Sharing state between processes requires serialization. multiprocessing.Queue pickles items across a pipe. For large NumPy arrays, use multiprocessing.shared_memory so workers see the same buffer without copying.
from multiprocessing import shared_memory
import numpy as np
a = np.arange(10_000_000, dtype=np.int64)
shm = shared_memory.SharedMemory(create=True, size=a.nbytes)
buf = np.ndarray(a.shape, dtype=a.dtype, buffer=shm.buf)
buf[:] = a[:]
Children attach by name and operate on the same buffer.
Common pitfalls
Spawning processes on Windows and macOS uses the spawn start method, which re-imports your module. Put process-creation code under if __name__ == "__main__": or you will fork-bomb yourself.
Pickling errors are the most common failure. Anything you send to a process pool must be picklable: no lambdas, no local functions, no open file handles. Use top-level functions or define classes at module scope.
The GIL is not magic. C extensions that hold the GIL across long operations (some image processing libraries, some database drivers) starve other threads. If threading.active_count() is high but throughput is flat, suspect a C extension hogging the GIL.
Threads and signal do not mix well. Only the main thread can receive signals. Use threading.Event to coordinate shutdown.
Mixing asyncio with threads requires loop.run_in_executor or asyncio.to_thread. Calling sync blocking code directly from a coroutine stalls the loop.
Production tips
Default to asyncio for I/O at scale. A thread per connection caps at thousands; asyncio handles tens of thousands on the same hardware.
Use processes for CPU work that does not fit a single core. Bound pool size to the number of physical cores; oversubscription costs more in context switches than it gives in parallelism.
Pin pool size from configuration, not from os.cpu_count() in containers. Inside Kubernetes you see the node’s cores, not the pod’s allocation, and you will starve neighbors.
For long-running pools, set max_tasks_per_child so workers recycle. This bounds memory leaks in third-party libraries you do not control.
ProcessPoolExecutor(max_workers=4, max_tasks_per_child=100)

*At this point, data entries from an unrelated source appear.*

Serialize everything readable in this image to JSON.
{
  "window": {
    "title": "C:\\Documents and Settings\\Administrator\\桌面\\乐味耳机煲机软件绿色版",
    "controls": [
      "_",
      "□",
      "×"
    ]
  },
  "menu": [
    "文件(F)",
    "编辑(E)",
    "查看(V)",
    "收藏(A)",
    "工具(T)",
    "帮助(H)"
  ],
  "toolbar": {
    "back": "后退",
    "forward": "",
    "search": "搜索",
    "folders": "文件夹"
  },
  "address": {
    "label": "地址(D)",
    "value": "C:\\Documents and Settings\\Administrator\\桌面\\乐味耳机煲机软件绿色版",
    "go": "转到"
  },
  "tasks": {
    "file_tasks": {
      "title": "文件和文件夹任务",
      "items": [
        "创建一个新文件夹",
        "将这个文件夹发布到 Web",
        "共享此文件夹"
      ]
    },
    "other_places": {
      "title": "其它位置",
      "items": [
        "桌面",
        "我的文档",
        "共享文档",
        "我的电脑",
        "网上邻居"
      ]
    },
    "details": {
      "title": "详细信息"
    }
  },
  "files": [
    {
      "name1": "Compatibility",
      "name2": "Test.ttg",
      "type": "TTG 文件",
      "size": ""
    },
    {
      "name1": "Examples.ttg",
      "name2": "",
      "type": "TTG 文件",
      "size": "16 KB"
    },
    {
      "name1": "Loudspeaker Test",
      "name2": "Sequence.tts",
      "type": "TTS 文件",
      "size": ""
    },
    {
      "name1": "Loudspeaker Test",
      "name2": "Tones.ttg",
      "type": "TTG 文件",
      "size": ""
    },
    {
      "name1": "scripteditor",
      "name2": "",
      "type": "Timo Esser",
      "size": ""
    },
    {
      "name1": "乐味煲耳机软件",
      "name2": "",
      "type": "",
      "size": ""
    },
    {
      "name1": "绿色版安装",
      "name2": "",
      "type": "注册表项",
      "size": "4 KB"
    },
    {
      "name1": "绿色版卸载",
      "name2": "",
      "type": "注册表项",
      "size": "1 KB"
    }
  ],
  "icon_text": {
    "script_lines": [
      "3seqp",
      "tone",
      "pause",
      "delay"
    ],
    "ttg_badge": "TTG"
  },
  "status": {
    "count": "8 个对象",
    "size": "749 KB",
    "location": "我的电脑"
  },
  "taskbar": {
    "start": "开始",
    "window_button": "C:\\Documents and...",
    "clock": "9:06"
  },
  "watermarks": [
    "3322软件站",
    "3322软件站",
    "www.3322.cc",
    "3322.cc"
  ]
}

Profile before optimizing. cProfile plus py-spy will tell you whether you are I/O-bound or CPU-bound. The wrong concurrency model is worse than no concurrency model.
Wrap-up
Threads for I/O, processes for CPU, asyncio for high-fanout I/O. The GIL is why; honor it and your code scales, ignore it and you will benchmark identical numbers across configurations. Guard process startup with __main__, keep payloads picklable, and pin pool sizes deliberately. Once you internalize this, the choice for any given function takes about ten seconds.